His reported judicial work also extended beyond the famous Maharaj Libel Case. Contemporary and later references preserve portions of judgments delivered by him on matters involving commercial transactions and the interpretation of statutory provisions, while another historical source records his consideration of questions involving Muhammadan law and the appointment of a religious office-holder. These surviving references indicate that his judicial work covered a wide range of questions characteristic of the Supreme Court's jurisdiction, rather than being confined to the single case for which he is now principally remembered.

== Personality and private life ==
Despite occupying one of the highest judicial offices in British India, Sausse appears to have cultivated a strikingly private and austere public persona. The Bombay High Court's official biographical account describes him as a “reserved and retiring man” who was strongly averse to mixing in society. According to that official account, Sausse never entered Government House, did not join a club, did not attend dinners or social functions and did not read newspapers. His principal recreation was described as a solitary evening ride along the seashore. His reserved manner became sufficiently associated with his public identity that he was remembered by the sobriquet “Sausse the Silent.” The Bombay High Court's official biography describes him as austere and exclusive in his attitude and associates the sobriquet with his belief in what it calls the “chill isolation of Judges.” The same official account records that Sausse was a devout Roman Catholic and regularly attended Sunday Mass at the Roman Catholic church at Girgaum.'

Sausse was married to Charlotte Henrietta, later Lady Sausse. Contemporary probate reporting after his death refers to her as “the Hon. Charlotte Henrietta Lady Sausse” and records provisions made for her under his will.

== Death and will ==
Sausse died on 5 November 1867, approximately one year after his retirement. Contemporary probate material records that he died of gastric fever at Killarney House, seat of Lord Castlerosse. and that his will had been executed in London on 8 July 1867.

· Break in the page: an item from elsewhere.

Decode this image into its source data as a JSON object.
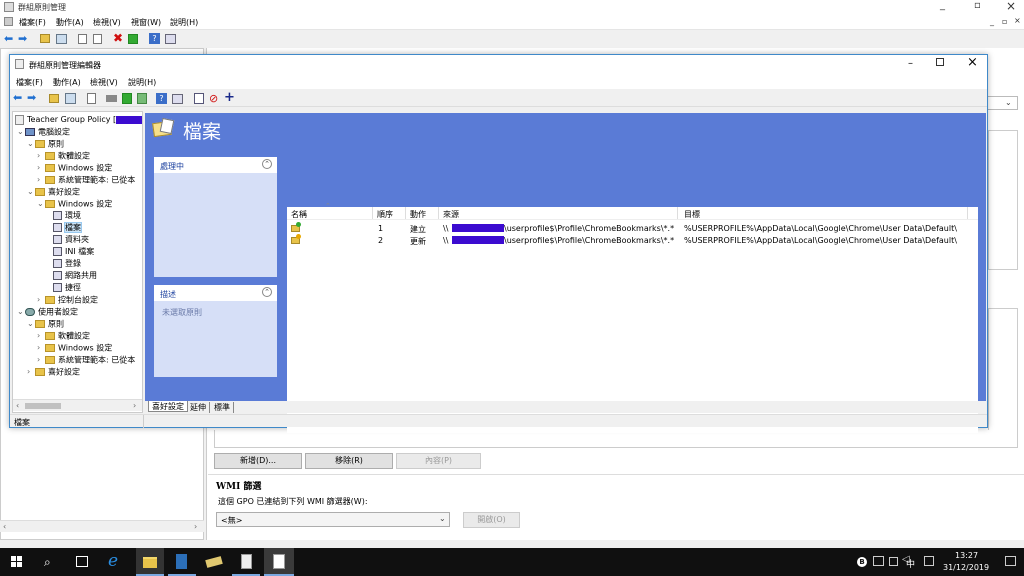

The contemporary report concerning his estate provides a revealing insight into his personal connections and religious commitments. It records that his brother, General Sir Richard de la Saussaye, proved the will as executor and residuary legatee. It also records provisions for his widow, his sister and other members of his family.

Particularly significant was a charitable bequest to the Roman Catholic Vicar Apostolic of Bombay, with the income to be applied to the support and education of a student of Irish descent for the Catholic mission in Bombay. This provision is consistent with the Bombay High Court's description of Sausse as a devout Roman Catholic and demonstrates that his connection with Bombay continued even in the arrangements he made shortly before his death.'

== Legacy ==
His judicial legacy rests on two principal foundations. The first is institutional: as the first Chief Justice of the Bombay High Court, he presided over the Court during its formative years and stands at the beginning of its succession of Chief Justices. The second is jurisprudential and historical: his judgment in the Maharaj Libel Case remains one of the best-known judicial decisions associated with nineteenth-century Bombay and occupies an important place in the history of Indian journalism, social reform and religious controversy.

Sausse's personality has also become part of his historical legacy. The austere judge who avoided social life, preferred solitary recreation and became known as “Sausse the Silent” presents a striking contrast to the public prominence of the judicial offices he held. The Bombay High Court's own historical account has preserved this image of its first Chief Justice, while his judicial career ensures that his importance extends beyond personality and anecdote.'

Ultimately, Sir Matthew Richard Sausse was a lawyer and judge whose career traversed three connected stages: Irish legal practice, judicial service in the Supreme Court of Bombay, and the foundation of the Bombay High Court. His progression from barrister to Queen's Counsel, Puisne Judge, Chief Justice of the Supreme Court and finally first Chief Justice of the Bombay High Court illustrates an exceptional nineteenth-century legal career.